DENNIS PACHECO, FÓRUM DE SEGURANÇA
Dados de 80 países reunidos pelo projeto internacional Trans Murder Monitoring (monitoramento de assassinatos de pessoas trans, em tradução livre) mostram que das 4.639 mortes registradas entre 2008 e setembro de 2022:
- 1.741 ocorreram no Brasil (37,5% do total);
- 649 no México (14%);
- 375 nos Estados Unidos (8%).
O levantamento indica que 68% dos casos acontecem na América Latina e Caribe.
O perfil das vítimas
Segundo o dossiê da Antra, o perfil das vítimas no Brasil é o mesmo dos outros anos: mulheres trans e travestis negras e empobrecidas. A prostituição é a fonte de renda mais frequente.
- 76% das vítimas eram negras;
- 24% brancas.
Nos últimos seis anos, desde que a associação passou a ser responsável pelo levantamento anual das mortes —que antes era feito apenas pelo GGB (Grupo Gay da Bahia)— foram ao menos 912 assassinatos de pessoas trans no Brasil. A média anual é de 121 casos.
Pernambuco foi o estado que mais registrou assassinatos, com 13 casos, seguido por São Paulo (11), Ceará (11), Minas Gerais (9), Rio de Janeiro (8) e Amazonas (8).
A maior parte dos crimes (61%) aconteceu em lugares públicos, principalmente em ruas desertas e de noite.
- 41% das vítimas foram mortas a tiros;
- 24% facadas;
- 16% espancamentos/estrangulamentos.
A Antra destaca a dificuldade de obter informações sobre os suspeitos —entre os 131 assassinatos do ano passado, houve 32 notícias sobre identificação ou prisão de suspeitos, e todos eram homens cisgêneros. Para a entidade, ainda não é possível traçar um perfil dos suspeitos.
Apesar da tragédia, o fato de termos um relatório como esse aponta para prosperidade de pensar como é possível superar essa tragédia. Ter o conhecimento, ter os dados, ter a possibilidade de olhar de frente para esse problema, nos traz perspectiva de mudança, de transformação.”
SILVIO ALMEIDA, MINISTRO DOS DIREITOS HUMANOS
A família de Priscila, que morava na capital paulista, continua abalada e, por isso, não quis falar com a reportagem. De acordo com os parentes, o crime não foi solucionado —dez meses depois. A Secretaria Estadual da Segurança Pública informou que laudos periciais indicaram overdose e que a polícia “segue trabalhando para o esclarecimento dos fatos”.

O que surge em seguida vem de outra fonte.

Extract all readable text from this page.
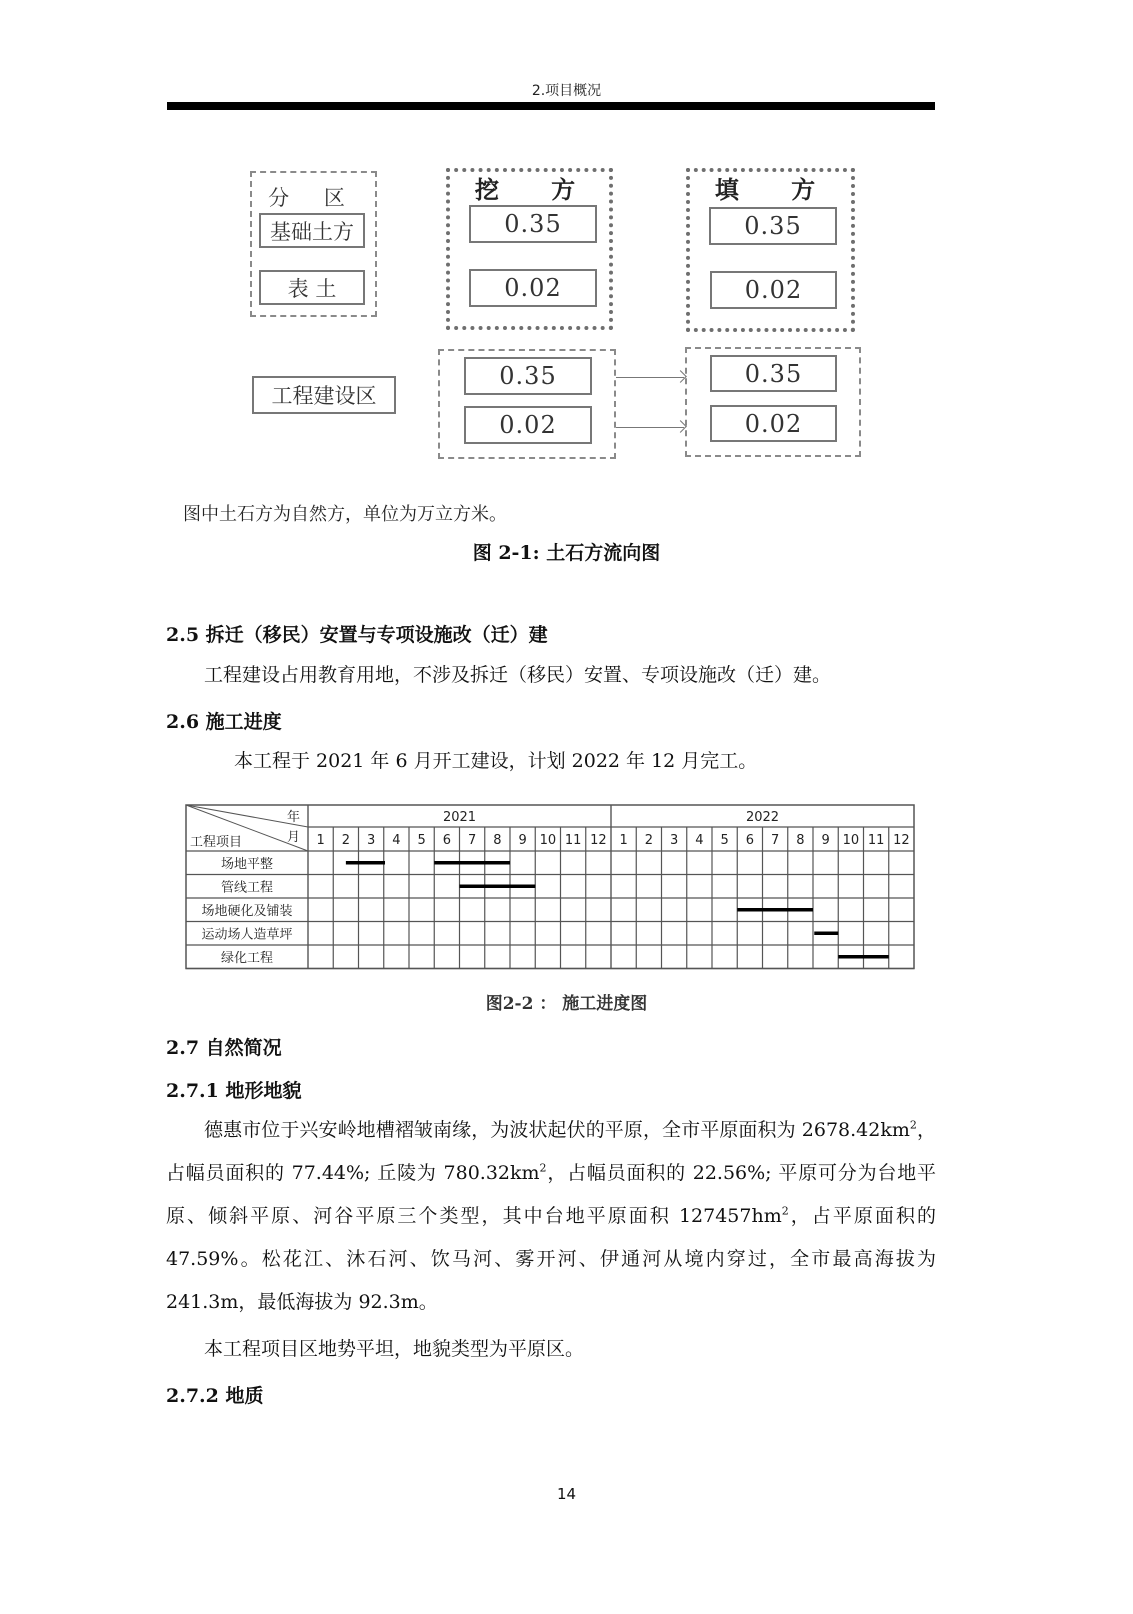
2.项目概况
分 区
基础土方
表 土
挖 方
0.35
0.02
填 方
0.35
0.02
工程建设区
0.35
0.02
0.35
0.02
图中土石方为自然方，单位为万立方米。
图 2-1: 土石方流向图
2.5 拆迁（移民）安置与专项设施改（迁）建
工程建设占用教育用地，不涉及拆迁（移民）安置、专项设施改（迁）建。
2.6 施工进度
本工程于 2021 年 6 月开工建设，计划 2022 年 12 月完工。
2021
1 2 3 4 5 6 7 8 9 10 11 12
2022
1 2 3 4 5 6 7 8 9 10 11 12
年
月
工程项目
场地平整
管线工程
场地硬化及铺装
运动场人造草坪
绿化工程
图2-2 ： 施工进度图
2.7 自然简况
2.7.1 地形地貌
德惠市位于兴安岭地槽褶皱南缘，为波状起伏的平原，全市平原面积为 $2678.42km^2$，占幅员面积的 77.44%; 丘陵为 $780.32km^2$，占幅员面积的 22.56%; 平原可分为台地平原、倾斜平原、河谷平原三个类型，其中台地平原面积 $127457hm^2$，占平原面积的 47.59%。松花江、沐石河、饮马河、雾开河、伊通河从境内穿过，全市最高海拔为 241.3m，最低海拔为 92.3m。
本工程项目区地势平坦，地貌类型为平原区。
2.7.2 地质
14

Violações de direitos humanos e suicídios
O dossiê mostra ainda que houve ao menos 142 violações de direitos humanos com motivação de transfobia no Brasil em 2022 —são casos de discussões ou agressões. A maior parte dos casos é referente ao uso do banheiro para pessoas trans, em escolas, shoppings, aeroportos, mercados, academias, entre outros.

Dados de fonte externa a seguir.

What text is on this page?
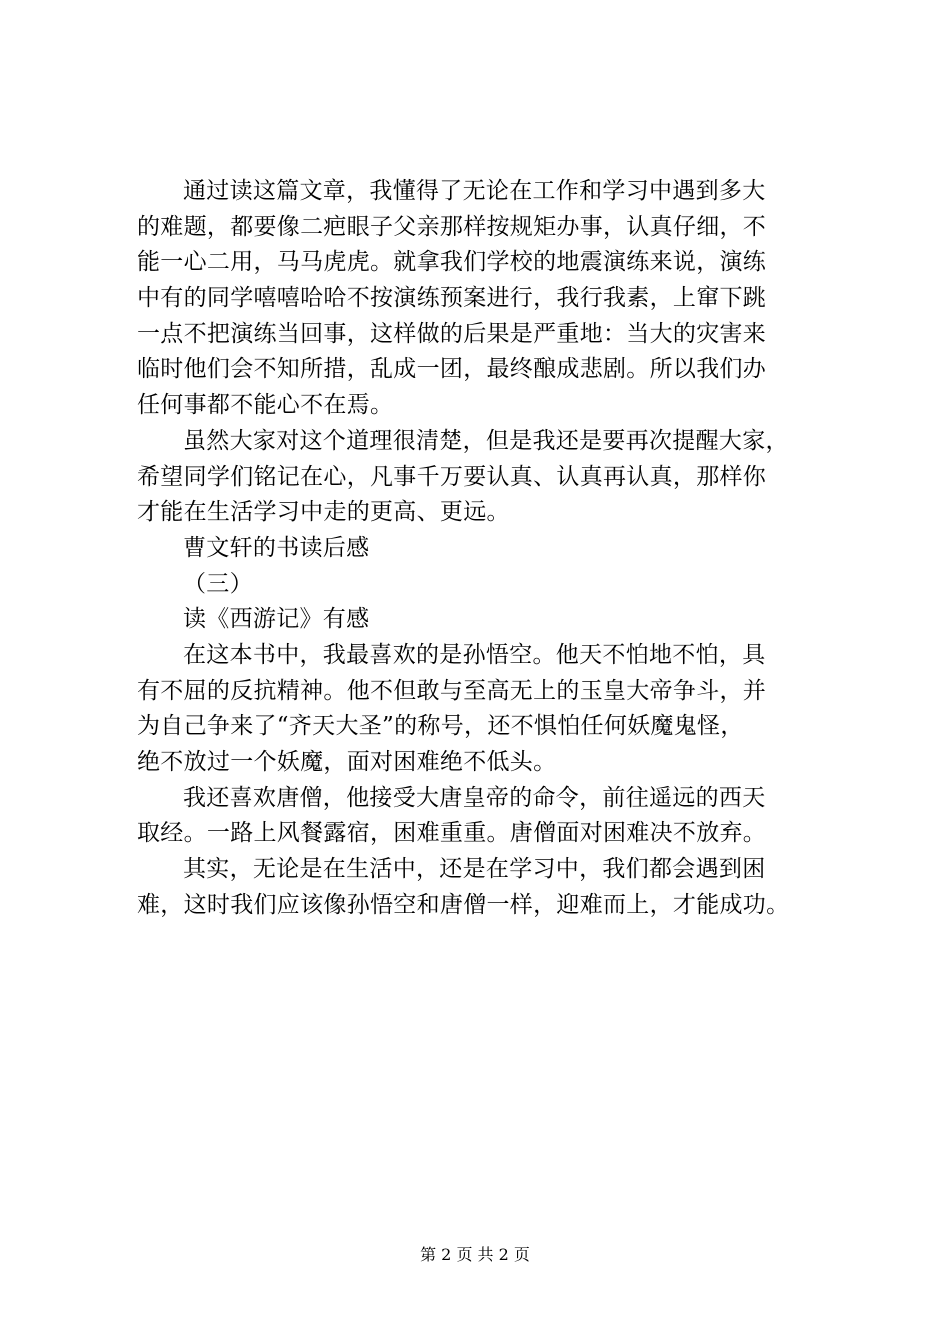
通过读这篇文章，我懂得了无论在工作和学习中遇到多大
的难题，都要像二疤眼子父亲那样按规矩办事，认真仔细，不
能一心二用，马马虎虎。就拿我们学校的地震演练来说，演练
中有的同学嘻嘻哈哈不按演练预案进行，我行我素，上窜下跳
一点不把演练当回事，这样做的后果是严重地：当大的灾害来
临时他们会不知所措，乱成一团，最终酿成悲剧。所以我们办
任何事都不能心不在焉。
虽然大家对这个道理很清楚，但是我还是要再次提醒大家，
希望同学们铭记在心，凡事千万要认真、认真再认真，那样你
才能在生活学习中走的更高、更远。
曹文轩的书读后感
（三）
读《西游记》有感
在这本书中，我最喜欢的是孙悟空。他天不怕地不怕，具
有不屈的反抗精神。他不但敢与至高无上的玉皇大帝争斗，并
为自己争来了“齐天大圣”的称号，还不惧怕任何妖魔鬼怪，
绝不放过一个妖魔，面对困难绝不低头。
我还喜欢唐僧，他接受大唐皇帝的命令，前往遥远的西天
取经。一路上风餐露宿，困难重重。唐僧面对困难决不放弃。
其实，无论是在生活中，还是在学习中，我们都会遇到困
难，这时我们应该像孙悟空和唐僧一样，迎难而上，才能成功。
第 2 页 共 2 页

Os suicídios também foram mapeados —foram ao menos 20 casos no mesmo ano.
Uma pessoa LGBTI+ é morta a cada 34h, diz outro levantamento
Outro estudo —publicado na semana passada pelo GGB— mostra que 242 pessoas LGBTI+ foram assassinadas no Brasil em 2022, além de 14 pessoas mortas por suicídio. A média é de uma morte a cada 34 horas.
Desse total, segundo o GGB, 111 foram de pessoas trans (110 de mulheres trans e travestis e um de homem trans).
A divergência dos dados com a Antra está na forma como os levantamentos são feitos. O GGB leva em consideração as publicações de veículos de imprensa. Já o dossiê da Antra analisa as reportagens e dados governamentais, de processos judiciais e de segurança pública —além de fontes secundárias, como instituições de direitos humanos, redes sociais e relatos testemunhais.
Apesar de homens gays serem mais vítimas de mortes violentas —em números absolutos com 134 mortes—, a população trans tem 19% mais de riscos de crimes letais do que a população gay, conforme o GGB.
Data
Os dossiês fazem parte de ações voltadas ao Dia Nacional da Visibilidade Trans, 29 de janeiro. A data marca a luta pelos direitos da população trans desde 1992, quando aconteceu a primeira reunião da Astral, primeira associação trans do país.
Na apresentação do relatório da Antra ao ministro Silvio Almeida, a presidente da entidade destacou que espera uma mudança nas políticas públicas voltadas a pessoas trans e travestis. “Queria pensar da simbologia de estar voltando nesse espaço”, disse Keila Simpson. “[Nos últimos anos] Resistimos e recuamos, não por medo. Porque queríamos desenhar estratégias novas.”